Korrekt. Wenn wir flächendeckende Mindeststandards und Bemessungsgrundlagen in der Pflegeplanung hätten, würde endlich zu Tage treten, wie marode und verrottet unser Gesundheitssystem eigentlich ist. Politisch wird sich immer damit gerühmt, wie gut doch unser Gesundheitssystem sei. Die Realität ist eher, dass die, die darin arbeiten, extrem leidensfähig und extrem aufopferungsbereit sind - das dahinterliegende System ist vollkommen marode. Nur wenn das flächendeckend zu Tage tritt, wird sich wirklich für nennenswerte Verbesserungen eingesetzt werden.

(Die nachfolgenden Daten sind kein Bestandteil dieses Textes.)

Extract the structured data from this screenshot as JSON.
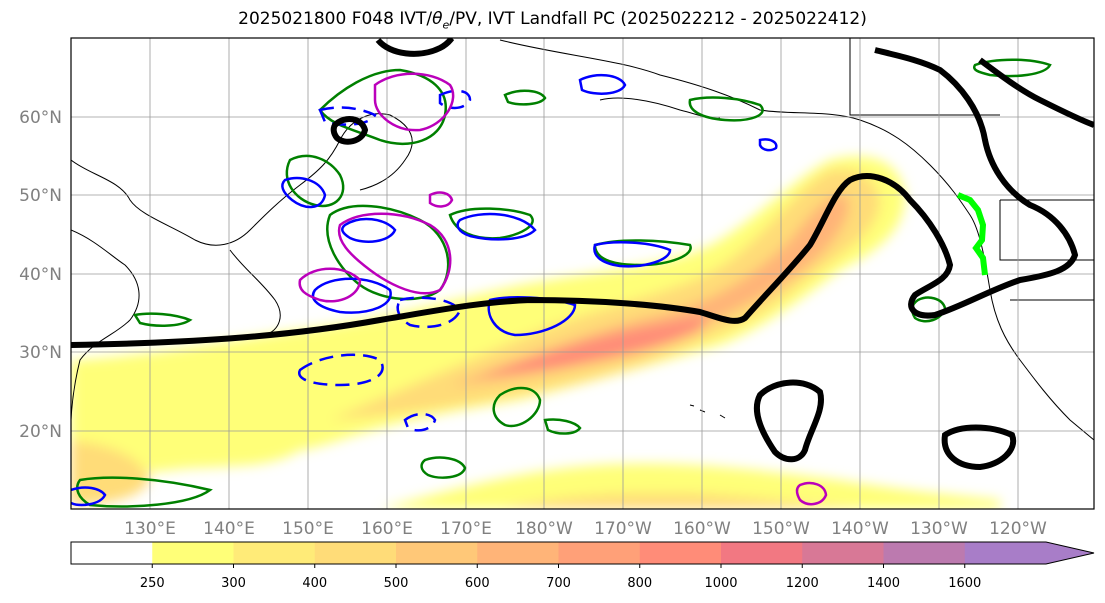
{
  "title_prefix": "2025021800 F048 IVT/",
  "title_theta": "θ",
  "title_sub": "e",
  "title_suffix": "/PV, IVT Landfall PC (2025022212 - 2025022412)",
  "lat_labels": [
    "20°N",
    "30°N",
    "40°N",
    "50°N",
    "60°N"
  ],
  "lon_labels": [
    "130°E",
    "140°E",
    "150°E",
    "160°E",
    "170°E",
    "180°W",
    "170°W",
    "160°W",
    "150°W",
    "140°W",
    "130°W",
    "120°W"
  ],
  "colorbar": {
    "levels": [
      "250",
      "300",
      "400",
      "500",
      "600",
      "700",
      "800",
      "1000",
      "1200",
      "1400",
      "1600"
    ],
    "colors": [
      "#ffffff",
      "#ffff78",
      "#ffeb78",
      "#ffdc78",
      "#ffc878",
      "#ffb478",
      "#ffa078",
      "#ff8c78",
      "#f27882",
      "#d87896",
      "#bc7aaf",
      "#a87dc8"
    ]
  },
  "legend_colors": {
    "ivt_pc": "#000000",
    "theta_e_positive": "#008000",
    "theta_e_negative": "#0000ff",
    "pv": "#bb00bb",
    "landfall": "#00ff00"
  }
}
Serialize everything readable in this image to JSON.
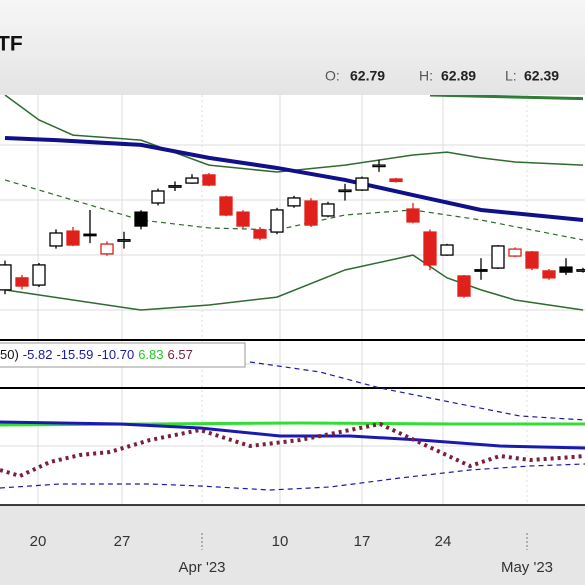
{
  "chart_data": {
    "type": "candlestick",
    "title": "TF",
    "header": {
      "open_label": "O:",
      "open": "62.79",
      "high_label": "H:",
      "high": "62.89",
      "low_label": "L:",
      "low": "62.39"
    },
    "indicator_legend": {
      "prefix": "50)",
      "values": [
        "-5.82",
        "-15.59",
        "-10.70",
        "6.83",
        "6.57"
      ],
      "colors": [
        "#1a1aa6",
        "#1a1aa6",
        "#1a1aa6",
        "#22cc22",
        "#7a1f3d"
      ]
    },
    "xtick_labels": [
      "20",
      "27",
      "Apr '23",
      "10",
      "17",
      "24",
      "May '23"
    ],
    "ylim": [
      58,
      68
    ],
    "up_color": "#000000",
    "down_color": "#e0201b",
    "open": [
      59.88,
      60.38,
      60.08,
      61.71,
      62.33,
      62.2,
      61.38,
      61.95,
      63.12,
      63.5,
      64.2,
      64.33,
      64.67,
      63.75,
      63.12,
      62.38,
      62.29,
      63.38,
      63.58,
      62.96,
      64.0,
      64.04,
      65.05,
      64.5,
      63.25,
      62.29,
      61.33,
      60.46,
      60.72,
      60.79,
      61.29,
      61.46,
      60.67,
      60.83,
      60.7
    ],
    "high": [
      61.1,
      60.5,
      61.0,
      62.4,
      62.5,
      63.21,
      61.9,
      62.3,
      63.2,
      64.1,
      64.4,
      64.7,
      64.75,
      63.8,
      63.2,
      62.5,
      63.3,
      63.8,
      63.7,
      63.55,
      64.3,
      64.6,
      65.3,
      64.55,
      63.5,
      62.4,
      61.8,
      60.5,
      61.2,
      61.75,
      61.65,
      61.5,
      60.75,
      61.2,
      60.8
    ],
    "low": [
      59.7,
      59.9,
      60.0,
      61.6,
      61.7,
      61.83,
      61.3,
      61.6,
      62.4,
      63.4,
      64.0,
      64.3,
      64.2,
      62.95,
      62.45,
      61.95,
      62.2,
      63.3,
      62.5,
      62.9,
      63.6,
      64.0,
      64.8,
      64.35,
      62.65,
      60.7,
      61.3,
      59.55,
      60.3,
      60.75,
      61.25,
      60.7,
      60.3,
      60.5,
      60.6
    ],
    "close": [
      60.92,
      60.04,
      60.92,
      62.25,
      61.75,
      62.15,
      61.79,
      61.97,
      62.54,
      64.0,
      64.22,
      64.54,
      64.25,
      63.0,
      62.54,
      62.04,
      63.21,
      63.71,
      62.58,
      63.46,
      64.04,
      64.54,
      65.08,
      64.4,
      62.71,
      60.92,
      61.75,
      59.62,
      60.7,
      61.71,
      61.58,
      60.79,
      60.38,
      60.62,
      60.72
    ],
    "lines": [
      {
        "color": "#2e7d32",
        "width": 3,
        "dash": false,
        "x": [
          25,
          34
        ],
        "values": [
          68,
          67.85
        ]
      },
      {
        "color": "#2e6b2e",
        "width": 1.5,
        "dash": false,
        "x": [
          0,
          2,
          4,
          8,
          12,
          16,
          20,
          24,
          26,
          28,
          30,
          34
        ],
        "values": [
          68,
          66.96,
          66.33,
          66.12,
          65.08,
          64.79,
          65.08,
          65.5,
          65.62,
          65.38,
          65.21,
          65.08
        ]
      },
      {
        "color": "#2e6b2e",
        "width": 1.5,
        "dash": false,
        "x": [
          0,
          4,
          8,
          12,
          16,
          20,
          24,
          26,
          28,
          30,
          34
        ],
        "values": [
          59.88,
          59.46,
          59.04,
          59.25,
          59.58,
          60.71,
          61.33,
          60.38,
          59.88,
          59.46,
          59.04
        ]
      },
      {
        "color": "#2e6b2e",
        "width": 1.2,
        "dash": true,
        "x": [
          0,
          4,
          8,
          12,
          16,
          20,
          24,
          28,
          34
        ],
        "values": [
          64.46,
          63.62,
          62.79,
          62.46,
          62.38,
          63.0,
          63.21,
          62.79,
          61.96
        ]
      },
      {
        "color": "#10108a",
        "width": 4,
        "dash": false,
        "x": [
          0,
          3,
          8,
          12,
          16,
          20,
          24,
          28,
          34
        ],
        "values": [
          66.21,
          66.12,
          65.92,
          65.38,
          64.96,
          64.46,
          63.83,
          63.21,
          62.79
        ]
      }
    ]
  }
}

Tja, das ist eben das Problem. Bei den aktuellen Zuständen kann man nur zwischen „alle hilfsbedürftigen Patienten behandeln“ ODER „Mitarbeitende so einsetzen, dass sie nicht überlastet werden und ihre Arbeit fachlich gut ausüben können“ wählen. In dieser Wahl priorisierst du auf die rein mengenmäßige Versorgung aller Patienten. Kann man machen, klar. Führt aber dazu, dass immer mehr Beschäftigte völlig ausgebrannt und frustriert aufgeben, was das Problem weiter verschärft. Eigentlich müssen wir ein Gesundheitswesen anstreben, in dem die beiden durch „ODER“ getrennten Punkte keine Gegensätze mehr sind, sondern miteinander vereinbar.

Im Fall von vielen hochelektiven Eingriffen ja. Die postoperative/postinterventionelle Komplikationsrate steigt deutlich, wenn die Versorgung nicht adäquat ist. Es treten dann also Komplikationen auf, die es ohne den Eingriff, der nicht überlebensnotwendig war, nicht gegeben hätte - und die dummerweise teils tödlich sind.